Seen at the beginning of the month in the USA movie “Louis L’Amour’s The Diamond of Jeru,” and currently as the love interest of new cast regular Jeri Ryan on Fox’s “Boston Public,” Zane returns on Sunday in the TBS Superstation movie and series pilot “Invincible.”

From the production companies of martial-arts star Jet Li (“The One”) and actor-producer-director Mel Gibson, “Invincible” is directed by Jefery Levy (“Drive,” “Inside Monkey Zetterland,” “Dark Angel,” “Roswell”) from a screenplay he co-wrote with Michael Brandt and Derek Haas.

Zane plays Os, a mystical leader who pulls together four modern-day warriors to battle the evil Shadowmen, “dark angels” who have found a way to escape their imprisonment on Earth by destroying the world.

Os is a former Shadowman who has seen the light and gathered warriors representing the four elements – Air (Stacy Oversier, “The Guardian”), Fire (Tory Kittles, “Tigerland”), Water (Byron Mann, “The Corrupter”) and Metal (Dominic Purcell, “Mission: Impossible 2”) – to prevent the Shadowmen from getting their hands on the remaining half of an ancient and dangerous artifact.

Tony Ching (“The Heroic Trio,” “A Chinese Ghost Story,” “The Duel”) is the action unit director for “Invincible,” overseeing and choreographing the martial-arts sequences. He also put the cast through a rigorous, and sometimes painful, training camp.

“I’ve never done any martial arts,” says Kittles. “We had a training session with Tony Ching. It’s kind of humbling, because he and his team have been doing this for 20 years. You come in as an actor, thinking you can do just about anything, but then you see them and see what they can do, and you realize, without training, your body just doesn’t move that way. But when one of those guys comes up to you and says you did a good job, that is the ultimate gratification.

“The training for the movie was basically two weeks of hell. It was seven hours a day of martial arts, then a hour or so each day of weight training and cardio. They stretch us out, putting us in all kinds of positions.

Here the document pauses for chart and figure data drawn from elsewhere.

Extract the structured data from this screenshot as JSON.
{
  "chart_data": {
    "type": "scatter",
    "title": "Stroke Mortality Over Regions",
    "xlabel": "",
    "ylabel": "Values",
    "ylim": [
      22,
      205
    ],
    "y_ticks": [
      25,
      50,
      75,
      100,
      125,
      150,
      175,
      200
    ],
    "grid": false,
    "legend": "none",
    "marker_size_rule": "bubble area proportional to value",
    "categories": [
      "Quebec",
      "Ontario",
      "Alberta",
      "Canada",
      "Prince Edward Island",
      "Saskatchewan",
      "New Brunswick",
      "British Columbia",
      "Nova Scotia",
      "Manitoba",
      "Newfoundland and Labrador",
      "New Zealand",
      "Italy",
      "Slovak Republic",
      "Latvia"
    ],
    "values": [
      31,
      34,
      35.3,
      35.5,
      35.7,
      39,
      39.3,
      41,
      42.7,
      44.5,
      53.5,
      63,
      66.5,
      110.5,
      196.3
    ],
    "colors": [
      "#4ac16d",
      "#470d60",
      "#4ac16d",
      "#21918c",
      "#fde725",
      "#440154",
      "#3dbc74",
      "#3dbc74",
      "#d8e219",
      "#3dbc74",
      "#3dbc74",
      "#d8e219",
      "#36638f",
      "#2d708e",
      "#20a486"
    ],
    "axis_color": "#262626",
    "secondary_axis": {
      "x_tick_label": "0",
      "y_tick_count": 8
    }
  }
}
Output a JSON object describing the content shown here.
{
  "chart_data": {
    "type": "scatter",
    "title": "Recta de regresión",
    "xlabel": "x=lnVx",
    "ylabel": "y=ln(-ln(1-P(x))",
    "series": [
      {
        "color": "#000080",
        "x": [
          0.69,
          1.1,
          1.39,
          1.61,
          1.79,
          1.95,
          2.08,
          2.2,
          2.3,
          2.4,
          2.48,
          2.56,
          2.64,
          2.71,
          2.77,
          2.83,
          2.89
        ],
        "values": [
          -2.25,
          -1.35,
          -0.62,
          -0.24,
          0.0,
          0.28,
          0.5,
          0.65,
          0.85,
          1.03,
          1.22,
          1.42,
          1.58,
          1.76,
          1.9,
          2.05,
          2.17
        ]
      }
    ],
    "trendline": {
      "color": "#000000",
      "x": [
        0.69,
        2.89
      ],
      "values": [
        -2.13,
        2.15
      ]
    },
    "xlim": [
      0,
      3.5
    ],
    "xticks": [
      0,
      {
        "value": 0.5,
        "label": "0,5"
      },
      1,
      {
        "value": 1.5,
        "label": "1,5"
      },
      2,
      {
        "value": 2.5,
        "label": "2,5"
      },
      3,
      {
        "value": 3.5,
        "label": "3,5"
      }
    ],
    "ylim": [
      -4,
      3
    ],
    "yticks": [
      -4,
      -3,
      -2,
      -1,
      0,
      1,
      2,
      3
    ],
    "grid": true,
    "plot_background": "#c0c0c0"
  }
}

I was feeling things I had never felt before. By the end, it felt like two years.”

Mann, who grew up in Hong Kong, had spent his life watching martial-arts movies and had training from previous roles, but he still found Ching’s direction challenging. “Tony’s looking for beauty in the movement, because he’s used to beauty and movement from such martial artists as Jackie Chan and Bruce Lee.

“So if he thinks our kicks are not powerful enough, he says, ‘More power.’ And we instantly understand what he means. We need to move harder or snap faster.”

While “Invincible” boasts state-of-art action and dazzling wire work, Zane insists that’s not what it’s really about. “We used the most current and attractive genre,” he says, ” to ply some beautiful, spiritual, speculative dialogues and simple truths. I’ve come to discover, of late, that that’s become the forte – very soft subversion, without letting anyone know it.

“Slide it in there under one premise, using the aesthetic of wire work and great martial arts, photographed beautifully, but talk about fighting with love and compassion, not fighting anger with anger, pulling on ancient Japanese texts on strategy with modern spiritual self-help information.”